Helmut Kruse (Grüne), Vorsitzender des Ausschusses für Ordnung, Sicherheit und Umwelt des Pinneberger Kreistags, erinnerte daran, dass die Planung und die Finanzierung der Kreisfeuerwehrzentrale vor zirka fünf Jahren „schleppend und holprig“ begonnen haben. „Und das, obwohl wir Politiker uns über die Fraktionsgrenzen hinweg einig waren, dass die Feuerwehr dieses Gebäude unbedingt benötigt.
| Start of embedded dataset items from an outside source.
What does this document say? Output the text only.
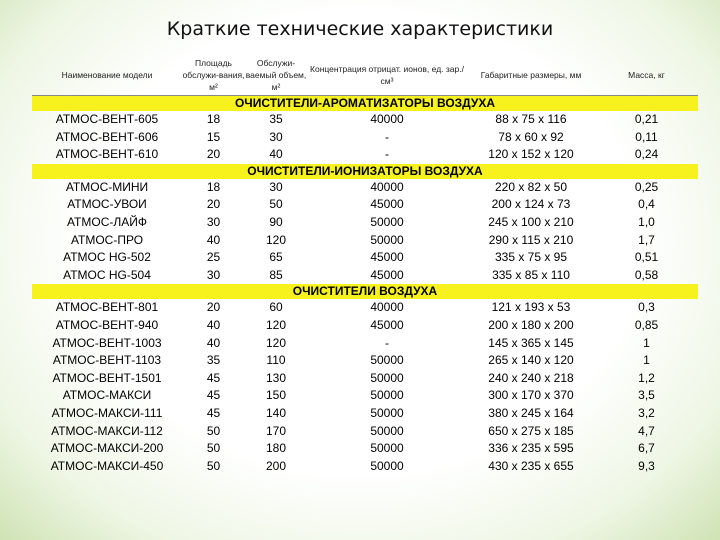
Краткие технические характеристики
Наименование модели	Площадь обслужи-вания, м²	Обслужи-ваемый объем, м²	Концентрация отрицат. ионов, ед. зар./ см³	Габаритные размеры, мм	Масса, кг
ОЧИСТИТЕЛИ-АРОМАТИЗАТОРЫ ВОЗДУХА					
АТМОС-ВЕНТ-605	18	35	40000	88 x 75 x 116	0,21
АТМОС-ВЕНТ-606	15	30	-	78 x 60 x 92	0,11
АТМОС-ВЕНТ-610	20	40	-	120 x 152 x 120	0,24
ОЧИСТИТЕЛИ-ИОНИЗАТОРЫ ВОЗДУХА					
АТМОС-МИНИ	18	30	40000	220 x 82 x 50	0,25
АТМОС-УВОИ	20	50	45000	200 x 124 x 73	0,4
АТМОС-ЛАЙФ	30	90	50000	245 x 100 x 210	1,0
АТМОС-ПРО	40	120	50000	290 x 115 x 210	1,7
АТМОС HG-502	25	65	45000	335 x 75 x 95	0,51
АТМОС HG-504	30	85	45000	335 x 85 x 110	0,58
ОЧИСТИТЕЛИ ВОЗДУХА					
АТМОС-ВЕНТ-801	20	60	40000	121 x 193 x 53	0,3
АТМОС-ВЕНТ-940	40	120	45000	200 x 180 x 200	0,85
АТМОС-ВЕНТ-1003	40	120	-	145 x 365 x 145	1
АТМОС-ВЕНТ-1103	35	110	50000	265 x 140 x 120	1
АТМОС-ВЕНТ-1501	45	130	50000	240 x 240 x 218	1,2
АТМОС-МАКСИ	45	150	50000	300 x 170 x 370	3,5
АТМОС-МАКСИ-111	45	140	50000	380 x 245 x 164	3,2
АТМОС-МАКСИ-112	50	170	50000	650 x 275 x 185	4,7
АТМОС-МАКСИ-200	50	180	50000	336 x 235 x 595	6,7
АТМОС-МАКСИ-450	50	200	50000	430 x 235 x 655	9,3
Unglücke schlafen schließlich nicht.“

Doch inzwischen gehe es zügig voran und so wandte Kruse sich zuversichtlich an Kreiswehrführer Bernd Affeldt, der im kommenden Jahr aus Altersgründen das Amt abgeben muss : „Bernd, du hast dir bei der Feier zur Grundsteinlegung gewünscht, dass du noch Wehrführer bist, wenn der Bau abgeschlossen wird. Ich bin überzeugt: Wir schaffen das.“

„Für uns ist es besonders erfreulich, dass wir das Richtfest in dem Monat feiern können, in dem die Kreisfeuerwehrzentrale 50 Jahre alt wird“, sagte Affeldt und gab den Gästen eine kurze Zusammenfassung darüber, wie aus der Kreisschlauchwäscherei die heutige Feuerwehrzentrale wurde, in der jährlich zirka 700 Feuer-wehrkameraden ausgebildet werden.